“Okonomiyaki”: Kansai and Hiroshima StylesFood and Drink Travel Culture
Konamon flour-based cuisine, including okonomiyaki, is said to be the soul food of Kansai, and its roots can be traced back to the sixteenth century. Tea master Sen no Rikyū makes a number of mentions of a sweet known as funoyaki in his records of ceremonies. This was made by mixing flour with water and baking it into a thin pancake. It was then coated with miso, sprinkled with sugar and poppy seeds, and rolled up.
Changes over time to the ingredients and cooking method for funoyaki are thought to have led to the creation of okonomiyaki. Today’s style was developed in the twentieth century. What makes the Kansai-style pancakes distinct is the use of konbu dashi soup stock. All the ingredients are mixed into a batter of flour and konbu dashi, after which it is cooked. It is common to add eggs or grated yam to the batter to give it a fluffy texture.
As it is quick to cook, at many restaurants diners make the okonomiyaki themselves on a teppanyaki plate right there at their table.
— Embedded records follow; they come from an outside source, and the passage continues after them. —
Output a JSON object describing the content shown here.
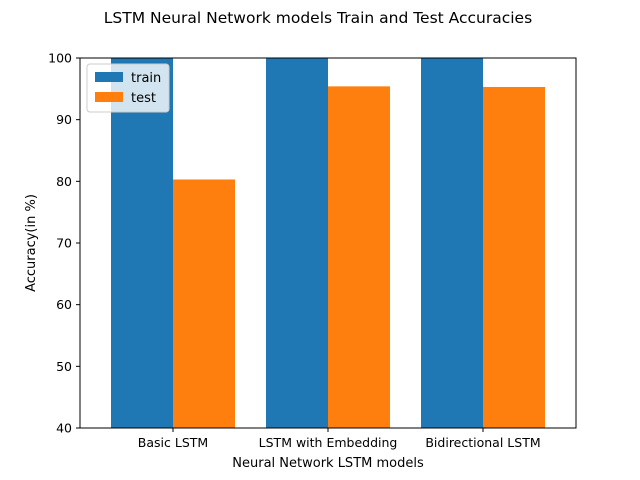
{
  "chart_data": {
    "type": "bar",
    "title": "LSTM Neural Network models Train and Test Accuracies",
    "xlabel": "Neural Network LSTM models",
    "ylabel": "Accuracy(in %)",
    "categories": [
      "Basic LSTM",
      "LSTM with Embedding",
      "Bidirectional LSTM"
    ],
    "series": [
      {
        "name": "train",
        "color": "#1f77b4",
        "values": [
          100,
          100,
          100
        ]
      },
      {
        "name": "test",
        "color": "#ff7f0e",
        "values": [
          80.3,
          95.4,
          95.3
        ]
      }
    ],
    "ylim": [
      40,
      100
    ],
    "yticks": [
      40,
      50,
      60,
      70,
      80,
      90,
      100
    ],
    "grid": false,
    "legend_position": "top-left"
  }
}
The most characteristic feature of Hiroshima-style okonomiyaki is that the ingredients are layered instead of being mixed into the batter. A thin layer of batter is baked, on top of which cabbage is heaped up, followed by a layer of pork belly slices, then a variety of other toppings, including shrimp. The whole pile is then flipped over. The pancake layer, now on top, acts like a lid, steam-baking the ingredients underneath. After this, further layers of stir-fried noodles and eggs are added.
It is said the Hiroshima-style okonomiyaki was the result of efforts to deal with food shortages after World War II and the devastation of the atomic bombing. Flour was a valuable commodity, so it was watered down and baked in thin layers with vegetables sandwiched in between. As postwar reconstruction progressed, a richer variety of ingredients became available and the Hiroshima-style okonomiyaki developed into its current form. The central role of cabbage, however, appears to be a vestige of those early days.
According to the Hiroshima-based Oconomiyaki Academy, a foundation made up of okonomiyaki restaurants and sauce manufacturers, there are more than 16,000 restaurants in Japan. The ingredients, sauces, and cooking methods vary greatly depending on the region as well as the restaurant. Why not take the opportunity to seek out your own favorite style?